Into 2019: Teaching with Mirrors (A Pedagogy Reflection)

Teaching with Mirrors

Fall 2018

Clemson University

       This semester has been dominated by an at-times overwhelming need for balance: balance between coursework and teaching, between video-making and lesson-planning, between writing and grading. Ultimately, the choice (a false one, as I’ll detail in a moment) seemed to be between success in my own classes or success teaching my students. This difficult negotiation is in no way unusual or atypical for a PhD student, especially a new one at a new institution. As with any major transition, it must be approached gradually, gingerly, gently and deliberately. There are always those that will tell a new doctoral students that, no matter what, personal and academic research must come first, and teaching and anything else second. I do not agree, though I see the point: the life of a graduate teaching assistant will forever be one of negotiation between dual roles as teachers and as students. My hope coming into the semester was that I would find a balance between the two, that I would be able to translate my strong interests in rhetorical theory and multimedia making into my first passion, which is and always has been teaching. What I found was that not only did the two coalesce naturally and organically, but that in addition they informed each other, helped one another, nourished one another.

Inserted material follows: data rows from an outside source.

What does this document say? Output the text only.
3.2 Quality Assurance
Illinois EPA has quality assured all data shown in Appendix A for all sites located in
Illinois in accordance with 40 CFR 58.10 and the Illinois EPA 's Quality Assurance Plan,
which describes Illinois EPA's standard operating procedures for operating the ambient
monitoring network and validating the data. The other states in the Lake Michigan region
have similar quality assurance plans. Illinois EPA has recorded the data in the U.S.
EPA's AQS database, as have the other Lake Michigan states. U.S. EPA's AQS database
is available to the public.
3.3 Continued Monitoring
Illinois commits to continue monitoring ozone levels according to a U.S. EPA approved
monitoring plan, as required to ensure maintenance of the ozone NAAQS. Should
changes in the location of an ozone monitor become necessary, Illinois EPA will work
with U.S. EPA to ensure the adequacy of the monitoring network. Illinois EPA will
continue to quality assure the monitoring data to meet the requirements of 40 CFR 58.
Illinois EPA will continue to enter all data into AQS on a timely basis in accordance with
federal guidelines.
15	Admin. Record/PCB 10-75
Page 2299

        Our semester was a successful one. I experienced the classic and clicheéd situation of finding one of my classes to be active, lively and robust in discussion right from the onset, and my other class timid and tired, needing to be drawn into a space where conversation could occur. I want my classes, and especially our discussions, to be as decentered as possible. I believe firmly in a “trickle-up” pedagogy that encourages students to transfer what they walk into the classroom with each day into assignments, projects and discussions in which they learn collaboratively from other students. I want students to teach each other. I want students to learn from each other. I want to design situations in which this might occur, to nurture and cultivate an atmosphere in which the stakes are low and risks can be taken. I want students to feel comfortable pushing their own ways of thinking, reading, writing and collaborating. Ant his all sounds nice, but it’s a real test to enact it each day. Every class session is different, in the end.

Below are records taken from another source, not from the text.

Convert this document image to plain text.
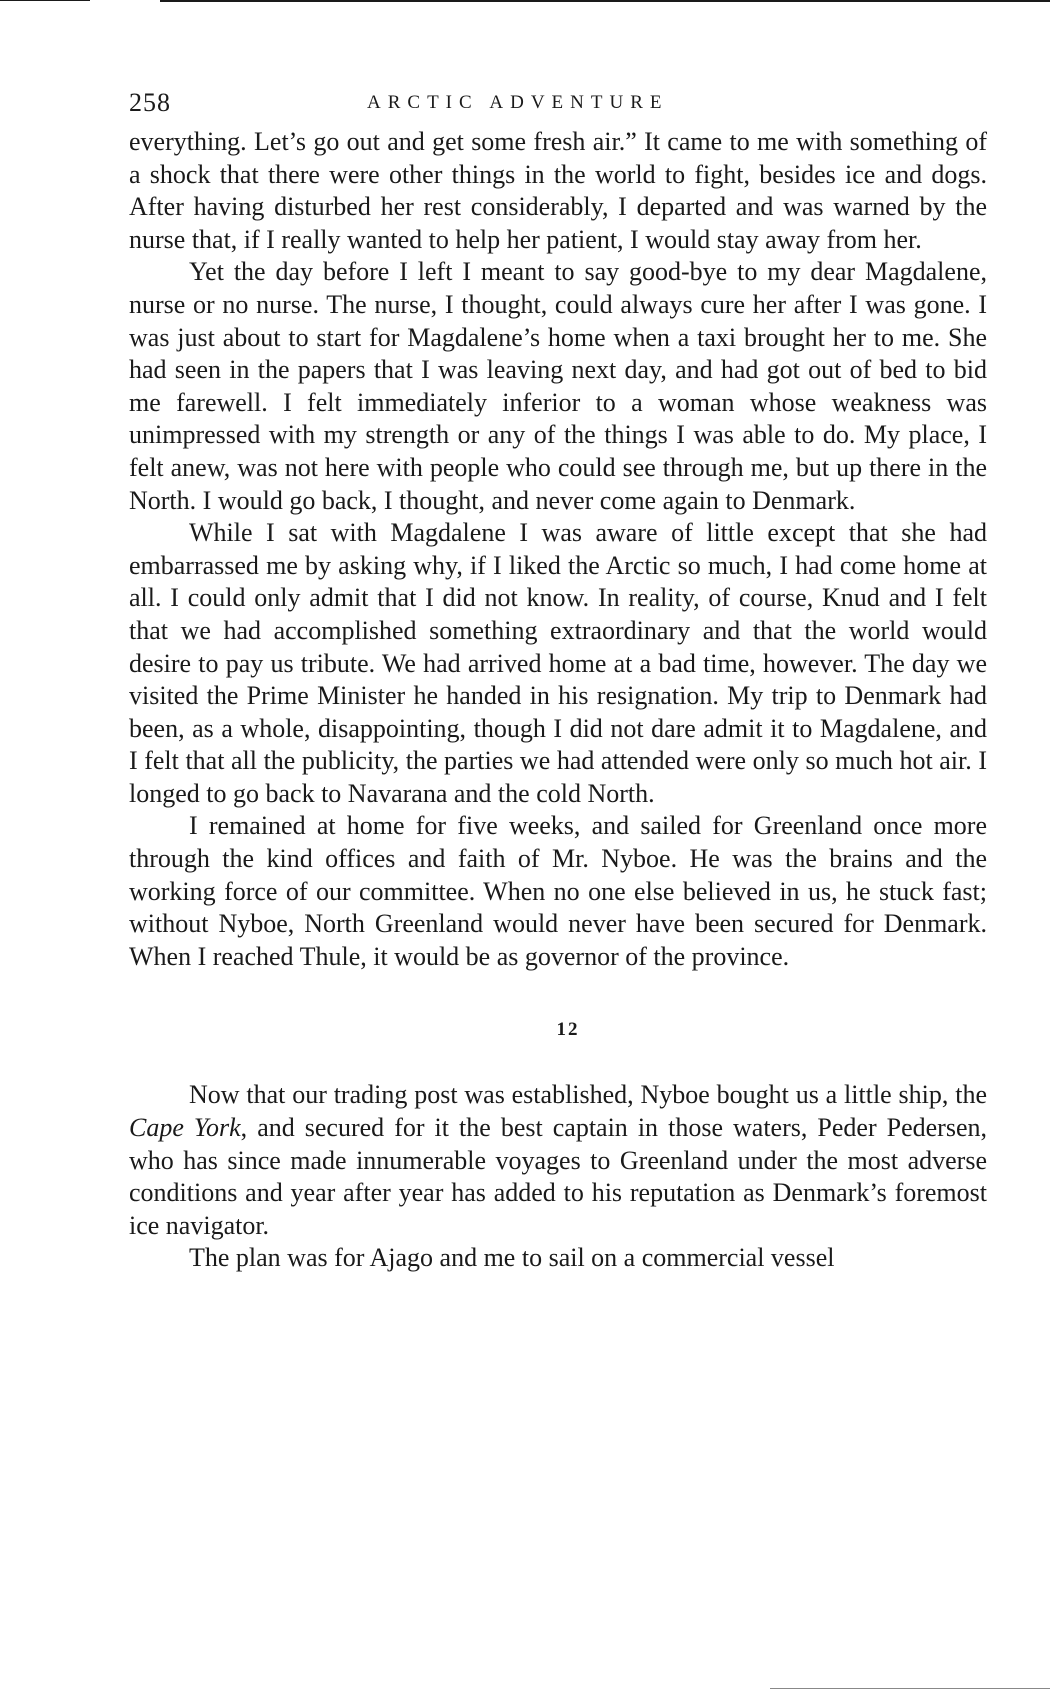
258	ARCTIC ADVENTURE

everything. Let’s go out and get some fresh air.” It came to me with something of a shock that there were other things in the world to fight, besides ice and dogs. After having disturbed her rest considerably, I departed and was warned by the nurse that, if I really wanted to help her patient, I would stay away from her.

Yet the day before I left I meant to say good-bye to my dear Magdalene, nurse or no nurse. The nurse, I thought, could always cure her after I was gone. I was just about to start for Magdalene’s home when a taxi brought her to me. She had seen in the papers that I was leaving next day, and had got out of bed to bid me farewell. I felt immediately inferior to a woman whose weakness was unimpressed with my strength or any of the things I was able to do. My place, I felt anew, was not here with people who could see through me, but up there in the North. I would go back, I thought, and never come again to Denmark.

While I sat with Magdalene I was aware of little except that she had embarrassed me by asking why, if I liked the Arctic so much, I had come home at all. I could only admit that I did not know. In reality, of course, Knud and I felt that we had accomplished something extraordinary and that the world would desire to pay us tribute. We had arrived home at a bad time, however. The day we visited the Prime Minister he handed in his resignation. My trip to Denmark had been, as a whole, disappointing, though I did not dare admit it to Magdalene, and I felt that all the publicity, the parties we had attended were only so much hot air. I longed to go back to Navarana and the cold North.

I remained at home for five weeks, and sailed for Greenland once more through the kind offices and faith of Mr. Nyboe. He was the brains and the working force of our committee. When no one else believed in us, he stuck fast; without Nyboe, North Greenland would never have been secured for Denmark. When I reached Thule, it would be as governor of the province.

12

Now that our trading post was established, Nyboe bought us a little ship, the Cape York, and secured for it the best captain in those waters, Peder Pedersen, who has since made innumerable voyages to Greenland under the most adverse conditions and year after year has added to his reputation as Denmark’s foremost ice navigator.

The plan was for Ajago and me to sail on a commercial vessel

       Coming into the semester, I was unsure how hands-on to be with my own syllabus and class plans. I’ve taught for two years or so, three sections of first-year composition each fall and spring at my former institution. My pedagogy has evolved over time. It has grown and matured and developed in nuance and complexity. My FYC course that I taught last spring isn’t all that different from the standard template-course the Clemson writing program supplies to its instructors. Painting with a broad brush, we begin with a unit on introducing rhetoric followed by a unit on research and argument and then end the semester by composing in multimedia. This is the same general format I followed last year, and though there were many small changes along the way (a new textbook, for instance, which I loved), my course content and focus remained relatively stable. I want to be clear here, though: stability in a course does not mean that course did not evolve and progress: mine certainly did both of these. For the first time, I taught an annotated bibliography assignment. I was unsure in the beginning how valuable it would end up being to my students, but I was pleasantly surprised with its ability to challenge my students to situate themselves within a body of information and within a scholarly conversation, which is oftentimes difficult to achieve. I’m actually expanding the project for next semester. It’s going to be a centerpiece of my course.

       I set out in late August to leave more time for “learning  by making” than I ever had previously, and I believe myself to have been successful with this. My students explored visual rhetoric through creating their own New Yorker magazine covers that convey a social, cultural or political argument visually. They made “mind maps” using software to visualize their arguments and organizational structures. They made “reframes” of their writing projects, and they made literacy autobiographies that we collected into an anthology for the class to read. Lastly, we made “The Untold Histories of Clemson,” our collaborative documentary film project that revives some neglected histories of race and gender in Clemson’s history (check it out here: https://untoldhistoriesofclemson.home.blog). (Wow, my students are talented).

    unnamed.jpgTo close, a thought: I stress to my students that they should always be “writing with mirrors,” meaning that they should always be looking back, looking inward, and looking toward seeing and understanding through their writing. I very much buy in to the “affective turn” in composition, and I try to convey these practices to to my students through everyday practice.  Part of being cognizant of the emotional and affective aspects of writing is expanding our understandings of emotions and affect in the teaching of writing, hence the title for this reflection: teaching with mirrors (this is a written reflection, after all). When I write about the semester, I’m reminded of the discussions we had after reading about borders and about disability, and I’m reminded of how proud I was of my students’ documentaries during our film festival, and I’m reminded of helping particular students practically every week in office hours, and I smile.